Business Services Industry
Beyond Twin Deficits: Emotions of the Future in the Organizations of Money
American Journal of Economics and Sociology, The, Oct, 1999 by J. F. Pixley
III
The Social Struggles of Money
GIOVANNI ARRIGHI IS A FERVENT SUPPORTER of the idea of money as one of contested social relations in modernity. He argues against Kondratieff cycles of long-term fluctuations in commodity prices as much as 'post-Fordist' and even 'flexible accumulation' explanations of the contemporary economic situation (1994 pp. 2-8). Taking a dramatic and sweeping view of contemporary global finance, the peculiarities of the late twentieth century are not so novel if one focuses less exclusively on trade and production and more on the credit system and speculation (Arrighi 1994 p. 229). Arrighi draws on Fernand Braudel in identifying phases of finance capitalism which tend to follow a wave of growth in commercial capitalism and the accumulation of capital far exceeding the scale for 'normal channels for investment' (Braudel, cited Arrighi 1994 p. 162).
Arrighi cites four main 'financial' phases. The first goes back (way back) to the Genoese, Venetian and Florentine era in the 15th and 16th centuries; the second to the 17th century which was dominated by the Dutch high financiers in Antwerp; the third to the late 19th century which was dominated by the City of London during the decline of the British Empire; and the fourth is the U.S. phase of the Wall Street 'financialization' of the late 20th century. [13] Arrighi insists that a capitalist logic of action guided Florentine business enterprise in the 15th century. The logic (namely the liquidity preference) was that capital should be invested in trade and production only as long as returns were higher than capital could have earned in financial deals. However, any move to flexible forms of investment such as the financing of domestic and foreign public debts, implied 'considerable economic, political and social turbulence' (Arrighi 1994 pp. 100-1).

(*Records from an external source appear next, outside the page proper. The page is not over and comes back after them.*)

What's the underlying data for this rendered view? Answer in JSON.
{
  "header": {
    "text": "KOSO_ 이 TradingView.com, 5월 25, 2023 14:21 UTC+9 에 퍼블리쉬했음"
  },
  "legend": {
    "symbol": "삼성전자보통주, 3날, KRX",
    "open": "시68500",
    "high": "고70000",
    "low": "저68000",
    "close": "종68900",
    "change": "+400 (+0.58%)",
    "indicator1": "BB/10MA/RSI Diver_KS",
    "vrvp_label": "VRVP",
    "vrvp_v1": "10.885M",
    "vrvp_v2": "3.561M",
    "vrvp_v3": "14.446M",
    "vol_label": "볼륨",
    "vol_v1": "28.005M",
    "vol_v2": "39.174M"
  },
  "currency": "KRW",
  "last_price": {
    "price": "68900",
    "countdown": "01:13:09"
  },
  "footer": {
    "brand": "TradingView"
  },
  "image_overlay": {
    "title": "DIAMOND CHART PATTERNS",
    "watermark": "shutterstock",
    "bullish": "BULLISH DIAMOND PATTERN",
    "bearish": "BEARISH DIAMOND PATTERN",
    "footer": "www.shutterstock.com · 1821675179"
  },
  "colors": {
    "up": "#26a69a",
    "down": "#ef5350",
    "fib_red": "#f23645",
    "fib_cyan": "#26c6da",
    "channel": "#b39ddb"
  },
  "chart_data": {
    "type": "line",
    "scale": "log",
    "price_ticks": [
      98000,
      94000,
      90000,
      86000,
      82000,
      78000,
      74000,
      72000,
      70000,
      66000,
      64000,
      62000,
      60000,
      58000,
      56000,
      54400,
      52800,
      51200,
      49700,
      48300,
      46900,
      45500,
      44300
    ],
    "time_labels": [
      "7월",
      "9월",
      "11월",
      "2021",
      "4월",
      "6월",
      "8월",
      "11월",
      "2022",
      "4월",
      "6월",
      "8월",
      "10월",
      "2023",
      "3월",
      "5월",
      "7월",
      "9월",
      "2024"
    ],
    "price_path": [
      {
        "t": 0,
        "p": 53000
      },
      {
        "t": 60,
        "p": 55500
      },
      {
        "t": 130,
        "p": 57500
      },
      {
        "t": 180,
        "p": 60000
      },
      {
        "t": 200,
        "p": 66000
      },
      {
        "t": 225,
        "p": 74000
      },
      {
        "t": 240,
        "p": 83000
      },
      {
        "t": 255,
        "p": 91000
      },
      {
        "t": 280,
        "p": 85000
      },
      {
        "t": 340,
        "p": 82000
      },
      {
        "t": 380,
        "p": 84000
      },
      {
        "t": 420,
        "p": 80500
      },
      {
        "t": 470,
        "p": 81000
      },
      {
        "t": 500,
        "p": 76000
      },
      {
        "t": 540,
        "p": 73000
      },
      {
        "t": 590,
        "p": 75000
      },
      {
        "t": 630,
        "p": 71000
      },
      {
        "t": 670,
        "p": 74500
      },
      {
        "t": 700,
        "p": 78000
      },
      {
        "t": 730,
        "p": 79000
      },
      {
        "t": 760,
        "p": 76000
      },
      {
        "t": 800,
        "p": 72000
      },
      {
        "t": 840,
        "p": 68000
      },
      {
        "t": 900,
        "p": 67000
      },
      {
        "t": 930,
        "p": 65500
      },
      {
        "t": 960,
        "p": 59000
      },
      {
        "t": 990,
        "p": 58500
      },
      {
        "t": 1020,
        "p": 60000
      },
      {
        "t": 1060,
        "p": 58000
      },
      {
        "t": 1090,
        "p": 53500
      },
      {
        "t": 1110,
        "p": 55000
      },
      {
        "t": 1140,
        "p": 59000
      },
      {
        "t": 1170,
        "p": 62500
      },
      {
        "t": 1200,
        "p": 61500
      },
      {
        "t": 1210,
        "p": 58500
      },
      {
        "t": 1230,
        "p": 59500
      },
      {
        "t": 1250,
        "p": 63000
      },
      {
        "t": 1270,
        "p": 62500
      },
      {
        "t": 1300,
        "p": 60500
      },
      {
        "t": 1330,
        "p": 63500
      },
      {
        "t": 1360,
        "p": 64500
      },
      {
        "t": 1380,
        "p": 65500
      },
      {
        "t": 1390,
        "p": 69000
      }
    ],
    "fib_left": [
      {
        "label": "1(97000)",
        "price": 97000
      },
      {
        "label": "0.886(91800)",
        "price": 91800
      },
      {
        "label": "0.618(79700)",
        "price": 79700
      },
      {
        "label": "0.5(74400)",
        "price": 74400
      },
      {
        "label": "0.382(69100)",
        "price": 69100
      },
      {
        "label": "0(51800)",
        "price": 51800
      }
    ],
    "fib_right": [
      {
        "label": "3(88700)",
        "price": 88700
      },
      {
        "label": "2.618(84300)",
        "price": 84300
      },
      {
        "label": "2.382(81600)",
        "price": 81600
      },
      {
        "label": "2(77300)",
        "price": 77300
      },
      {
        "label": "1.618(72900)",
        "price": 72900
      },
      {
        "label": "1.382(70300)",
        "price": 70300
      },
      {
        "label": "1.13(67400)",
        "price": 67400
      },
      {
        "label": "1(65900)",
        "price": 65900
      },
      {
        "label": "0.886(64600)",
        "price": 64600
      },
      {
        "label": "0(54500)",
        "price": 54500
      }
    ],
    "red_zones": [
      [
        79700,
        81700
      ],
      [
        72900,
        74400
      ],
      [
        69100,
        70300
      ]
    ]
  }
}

More contentiously, Arrighi suggests a parallel between 'la belle epoque' of Edwardian Britain and Reagan's USA. In the British case, considerable competition by the 1870s had led to over-production, the withdrawal of cash flows from trade and into profitable opportunities in world financial intermediation.
In a less epoch defining manner, Smithin agrees that a 'revenge of the rentiers' was accomplished by a 'political revolution' between 1979 and 1982. The 'aggressive' inflationary and cheap money policies of most monetary authorities in the early 1970s had become a 'nightmare' for rentiers (those who gain income from dividends and interest on financial investments). Rentiers suddenly experienced 'negative real rates of interest'. After the elections of Thatcher and Reagan, according to Smithin, rentier interests 'captured' central banks, converted them to 'hard money', high interest and anti-inflation policies, and monetary policies became overly concerned with financial matters such as inflation, government budgets and balanced exchange rates (Smithin 1996 p. 5).
The 'rentiers' revenge' put an end to what Smithin argues had been a 'workable compromise' between the competing interests during the postwar era. As he says, the remedy is hardly the aim of 'zero inflation' that mainstream economics has promoted ever since. More beneficial would be a new compromise in which rentiers gain a 'reasonable' but not exorbitant rate of return. However, discussions of what are 'fair' or reasonable shares of income are not on the agenda. Instead, right up until 1998, inflation has been controlled in many countries by 'keeping the economy permanently in a state of semi-slump' far beyond what might have been a necessary concession to the excesses of the 1970s (Smithin 1996 pp. 5,132).